New Help for Back Pain
Pain management has evolved as a specialty over the last few years. Many years ago pain management meant a medication management and basic interventions to manage both chronic and acute pain. But over the past few years, there’s been more research into other kinds of interventions for pain management.
In general, pain management is leaning towards more interventional options to alleviate pain, especially keeping in mind the current opioid crisis. Physicians are much more reluctant nowadays to prescribe opiates because of the risk of opiate diversion and opiate misuse. Also the recent political climate has scared physicians away from just prescribing opiates. Although I do believe that many patients are good candidates for medication, the doctor prescribing it must be suitably trained.
Each patient must be individually screened by a well-trained, board certified pain management specialist. It used to be ok if physicians learned pain management on the job, and that’s how many dentists and primary care physicians gave out opiates. They were well-meaning, but not trained to look for the symptoms that indicate potential for misuse. However, now th4ere are many great academic institutions where a physician can get a board certification in pain management.
I was fortunate to receive significant pain management training at MD Anderson Cancer Center in Houston, while I was going through my residency as an anesthesiologist. But I went on to learn more about med management when I took an interventional pain management fellowship at the Northwestern University Medical Center in Chicago.
At Northwestern I focused not only on med management but also on the many other interventions that can be used for today’s patients. It’s important to know when to use meds and when to focus on those other interventions.
For example, in the past epidural steroid injections and radio frequency ablations were the only things we used for back pain, sciatica, and pain that radiated into the extremities, but now there are many more interventions that are available. Also, in the past radio frequency ablation could be used only in axial low back and neck pain, but now we know it can be used for hip and knee pain, obviating the need for hip and knee replacements, and offering little or no down time.
Some of the most exciting developments have happened in the area of PRP (platelet rich plasma) and stem cell treatments, which not only relieve pain, but are also anti-inflammatory and somewhat regenerative. Significant research continues to happen in stem cells and PRP. Spinal cord stimulation is also used more often now, especially as the devices become better. Boston Scientific, Medtronic, and Avett are some of the biggest device manufacturers focused on continuing to improve this technology, which is used for patients who have had surgery and continue to have pain, or who for one reason or another are not good candidates for surgery. These devices now give patients significant relief.

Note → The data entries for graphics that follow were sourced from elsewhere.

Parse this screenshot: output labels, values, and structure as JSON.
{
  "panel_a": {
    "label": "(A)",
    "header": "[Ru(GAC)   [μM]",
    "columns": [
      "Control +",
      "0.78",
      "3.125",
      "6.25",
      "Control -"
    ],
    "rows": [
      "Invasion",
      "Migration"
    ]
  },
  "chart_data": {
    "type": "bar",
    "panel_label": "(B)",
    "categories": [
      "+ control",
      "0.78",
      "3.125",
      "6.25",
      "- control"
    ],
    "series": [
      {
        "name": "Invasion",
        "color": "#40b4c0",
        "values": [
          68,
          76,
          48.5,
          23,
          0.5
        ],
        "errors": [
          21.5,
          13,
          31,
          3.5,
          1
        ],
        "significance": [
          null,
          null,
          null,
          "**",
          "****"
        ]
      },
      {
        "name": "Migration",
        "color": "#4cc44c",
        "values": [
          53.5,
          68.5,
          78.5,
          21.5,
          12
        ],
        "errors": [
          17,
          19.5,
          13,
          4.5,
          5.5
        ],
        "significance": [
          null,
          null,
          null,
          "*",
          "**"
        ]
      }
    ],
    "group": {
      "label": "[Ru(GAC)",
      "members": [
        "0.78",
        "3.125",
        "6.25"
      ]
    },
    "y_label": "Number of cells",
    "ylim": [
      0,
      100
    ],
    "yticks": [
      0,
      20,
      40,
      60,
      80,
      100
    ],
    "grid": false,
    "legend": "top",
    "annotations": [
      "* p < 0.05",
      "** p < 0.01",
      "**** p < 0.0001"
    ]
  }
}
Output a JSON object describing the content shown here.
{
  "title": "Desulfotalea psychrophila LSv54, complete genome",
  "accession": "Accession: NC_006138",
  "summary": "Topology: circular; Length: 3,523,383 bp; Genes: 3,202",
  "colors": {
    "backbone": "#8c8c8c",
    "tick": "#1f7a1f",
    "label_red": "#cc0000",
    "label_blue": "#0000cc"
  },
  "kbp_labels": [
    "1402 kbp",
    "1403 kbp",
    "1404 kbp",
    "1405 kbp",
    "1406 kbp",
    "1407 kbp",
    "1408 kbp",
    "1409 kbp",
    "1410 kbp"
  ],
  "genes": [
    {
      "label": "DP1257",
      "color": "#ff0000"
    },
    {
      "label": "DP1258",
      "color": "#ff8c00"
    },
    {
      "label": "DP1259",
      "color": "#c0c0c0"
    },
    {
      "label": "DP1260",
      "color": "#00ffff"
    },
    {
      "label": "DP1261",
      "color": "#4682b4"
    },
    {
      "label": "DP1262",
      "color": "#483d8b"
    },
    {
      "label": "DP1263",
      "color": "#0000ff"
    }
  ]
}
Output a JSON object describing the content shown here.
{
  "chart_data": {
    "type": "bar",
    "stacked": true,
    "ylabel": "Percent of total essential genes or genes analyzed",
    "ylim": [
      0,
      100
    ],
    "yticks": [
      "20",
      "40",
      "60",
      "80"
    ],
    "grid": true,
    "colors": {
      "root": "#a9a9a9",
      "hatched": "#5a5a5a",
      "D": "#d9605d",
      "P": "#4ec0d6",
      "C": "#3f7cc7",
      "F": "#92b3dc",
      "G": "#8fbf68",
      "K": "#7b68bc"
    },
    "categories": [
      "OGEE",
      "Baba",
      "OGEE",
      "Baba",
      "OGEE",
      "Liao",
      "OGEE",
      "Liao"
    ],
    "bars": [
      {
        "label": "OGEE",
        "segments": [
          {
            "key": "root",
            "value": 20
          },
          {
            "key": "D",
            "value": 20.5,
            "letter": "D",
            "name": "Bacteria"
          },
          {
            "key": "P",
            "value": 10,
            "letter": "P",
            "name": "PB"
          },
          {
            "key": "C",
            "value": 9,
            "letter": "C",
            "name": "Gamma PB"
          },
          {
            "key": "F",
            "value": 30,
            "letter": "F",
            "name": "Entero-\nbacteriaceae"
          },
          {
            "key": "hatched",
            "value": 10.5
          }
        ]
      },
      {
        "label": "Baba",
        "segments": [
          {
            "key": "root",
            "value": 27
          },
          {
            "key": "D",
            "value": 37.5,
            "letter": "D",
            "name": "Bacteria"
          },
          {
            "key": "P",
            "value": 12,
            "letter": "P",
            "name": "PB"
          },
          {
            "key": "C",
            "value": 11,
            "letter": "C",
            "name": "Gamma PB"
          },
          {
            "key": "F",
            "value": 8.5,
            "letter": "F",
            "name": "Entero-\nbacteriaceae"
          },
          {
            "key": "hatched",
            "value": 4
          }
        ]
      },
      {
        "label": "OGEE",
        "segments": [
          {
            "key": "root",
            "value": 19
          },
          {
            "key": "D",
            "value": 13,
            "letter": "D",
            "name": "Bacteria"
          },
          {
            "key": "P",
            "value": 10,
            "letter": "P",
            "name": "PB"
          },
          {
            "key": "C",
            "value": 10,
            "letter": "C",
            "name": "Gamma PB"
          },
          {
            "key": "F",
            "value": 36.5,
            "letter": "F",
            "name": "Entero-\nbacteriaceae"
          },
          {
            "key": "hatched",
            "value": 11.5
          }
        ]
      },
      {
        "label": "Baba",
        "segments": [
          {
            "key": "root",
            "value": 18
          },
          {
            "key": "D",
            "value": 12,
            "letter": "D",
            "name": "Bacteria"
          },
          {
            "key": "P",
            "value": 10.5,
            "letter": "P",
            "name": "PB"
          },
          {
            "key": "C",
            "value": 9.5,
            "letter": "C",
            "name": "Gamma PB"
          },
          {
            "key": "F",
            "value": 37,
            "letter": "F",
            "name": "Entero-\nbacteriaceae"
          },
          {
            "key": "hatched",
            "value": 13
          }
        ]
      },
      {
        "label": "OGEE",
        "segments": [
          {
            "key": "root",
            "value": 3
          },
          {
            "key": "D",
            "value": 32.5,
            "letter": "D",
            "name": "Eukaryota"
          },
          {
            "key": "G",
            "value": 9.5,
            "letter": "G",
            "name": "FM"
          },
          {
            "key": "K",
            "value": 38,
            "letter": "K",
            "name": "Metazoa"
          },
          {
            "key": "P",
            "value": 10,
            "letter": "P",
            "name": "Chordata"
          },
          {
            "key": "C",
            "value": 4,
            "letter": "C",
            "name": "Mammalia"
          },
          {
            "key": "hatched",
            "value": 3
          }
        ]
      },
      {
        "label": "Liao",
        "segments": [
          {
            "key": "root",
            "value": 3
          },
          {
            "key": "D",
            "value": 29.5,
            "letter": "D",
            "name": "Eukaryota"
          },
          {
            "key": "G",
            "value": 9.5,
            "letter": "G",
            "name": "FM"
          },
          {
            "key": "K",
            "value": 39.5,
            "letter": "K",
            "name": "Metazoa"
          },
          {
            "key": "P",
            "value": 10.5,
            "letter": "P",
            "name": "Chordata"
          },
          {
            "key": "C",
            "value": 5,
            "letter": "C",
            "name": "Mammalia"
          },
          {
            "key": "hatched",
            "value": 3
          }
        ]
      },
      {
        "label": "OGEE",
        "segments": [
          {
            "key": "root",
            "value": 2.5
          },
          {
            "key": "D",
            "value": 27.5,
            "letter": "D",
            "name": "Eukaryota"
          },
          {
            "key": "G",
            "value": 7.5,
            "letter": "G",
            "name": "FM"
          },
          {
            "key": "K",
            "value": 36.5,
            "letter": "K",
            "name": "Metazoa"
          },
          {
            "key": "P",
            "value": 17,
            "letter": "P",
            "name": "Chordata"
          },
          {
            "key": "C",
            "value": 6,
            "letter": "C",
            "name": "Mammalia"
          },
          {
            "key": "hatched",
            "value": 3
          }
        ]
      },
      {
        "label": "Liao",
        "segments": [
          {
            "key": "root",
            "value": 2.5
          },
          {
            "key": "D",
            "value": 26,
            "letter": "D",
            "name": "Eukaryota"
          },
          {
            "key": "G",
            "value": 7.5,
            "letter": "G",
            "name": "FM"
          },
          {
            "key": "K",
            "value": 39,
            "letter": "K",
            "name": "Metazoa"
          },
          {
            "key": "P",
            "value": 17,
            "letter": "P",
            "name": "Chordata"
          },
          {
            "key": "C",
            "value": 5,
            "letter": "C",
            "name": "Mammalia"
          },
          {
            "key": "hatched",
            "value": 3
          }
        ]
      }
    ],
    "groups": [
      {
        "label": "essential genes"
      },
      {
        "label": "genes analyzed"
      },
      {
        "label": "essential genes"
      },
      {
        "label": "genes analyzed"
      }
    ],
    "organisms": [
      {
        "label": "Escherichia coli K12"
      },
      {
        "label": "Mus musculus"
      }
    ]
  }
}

This is also a great treatment for patients experiencing neuropathy in the lower extremities, either from diabetes or from chemotherapy.
In general, it is important to know that in seeing a double board-certified pain management specialist like myself, you’re not being seen by someone who is going to send you out of the office with a hand full of pills that will make you an addict or make someone close to you an addict. You’re seeing someone that has many ideas and tools for treating you, and will work with you to find the best way to relieve your pain without unwanted side effects.